Poczytaj sobie wcześniejszy post Anemonne. Nie masz pojęcia, jak bardzo to, co utożsamiasz ze swoim Bogiem jest pogańskie. Owszem, data jest trochę przesunięta, bo Szczodre Gody przypadały bardziej na 21-22 grudnia. Chowanie słomy pod obrusem było wróżbą (brzmi znajomo?) lub próbą obłaskawienia demona Siema lub bóstwa zbóż i pól - Rgieła. Moim zdaniem to bardzo dobrze, że te (i inne) zwyczaje przetrwały w jakiejś formie.
Sam kult świętych jest niczym innym jak próbą pogodzenia politeizmu z monoteizmem. Jeszcze mi spróbuj wmówić, że Mieszko przyjął chrzest z potrzeb duchowych - to było posunięcie wyłącznie polityczne. A wiesz, czym jest Biblia? Tak naprawdę - instrukcją przeżycia na pustyni (no, właściwie bardziej w warunkach stepowych, od prawdziwej pustyni jest Koran)
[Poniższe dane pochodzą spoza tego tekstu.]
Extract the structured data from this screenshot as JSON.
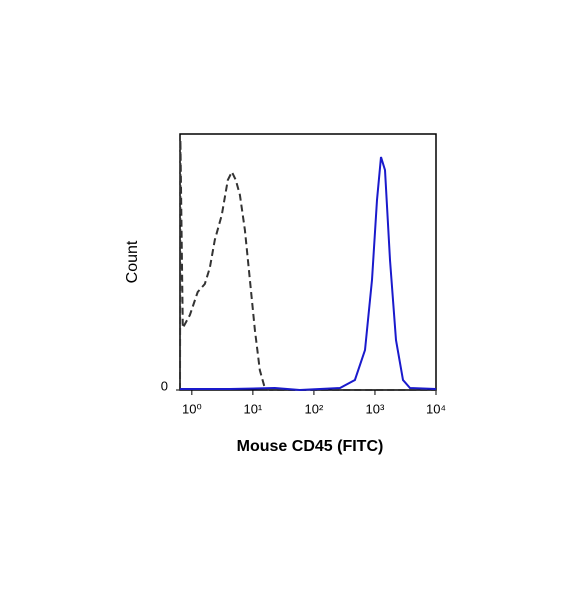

Zgodnie z twoją logiką nie mam prawa na wakacjach w Egipcie wejść do meczetu ani nawet zwiedzić ruin świątyni egipskiej (a na pogrzeb własnej babci albo ślub kolegi mogę?). Bo nie wierzę ani w Allaha ani w Ozyrysa.
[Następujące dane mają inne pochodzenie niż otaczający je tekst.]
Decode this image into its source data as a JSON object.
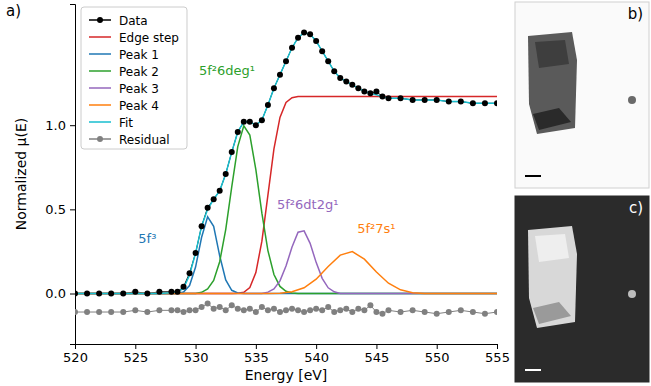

30 2013-12-10 14:06:12 Ostatnio edytowany przez Adam12 (2013-12-10 14:10:31)
Ok. Oceniaj mnie jak zechcesz ale proszę Cie nie wymagaj od innych by stosowali się do wartości, które sama swoim życiem negujesz i odrzucasz. No i trzeba było tak od razu.
Poza tym nadal nie wiem skąd wniosek o mojej wierze - niewierze.
Widocznie rację miał Słonimski, że dziś żeby zbulwersować ludzi wystarczy powiedzieć im prawdę.
O przyjmowaniu daty 25 grudnia jako daty urodzin Chrystusa donosi nam niejaki św. Hipolit - żył w II w.n.e., o ile dobrze pamiętam powołuje się tu na nauki swojego nauczyciela, który z kolei był uczniem Jana zwanego Teologiem, najmniej ogarniętego z uczniów Jezusa, który pozostał w zamkniętym myśleniu judaistycznym. Nie wiem czy to data historyczna czy teologiczna ale z pewnością nie wywodzi się z pogaństwa. Proponowałbym poszukać czegoś w tradycji żydowskiej - jak już.
Zbieżność dat nie świadczy o pochodzeniu jednej tradycji z drugiej.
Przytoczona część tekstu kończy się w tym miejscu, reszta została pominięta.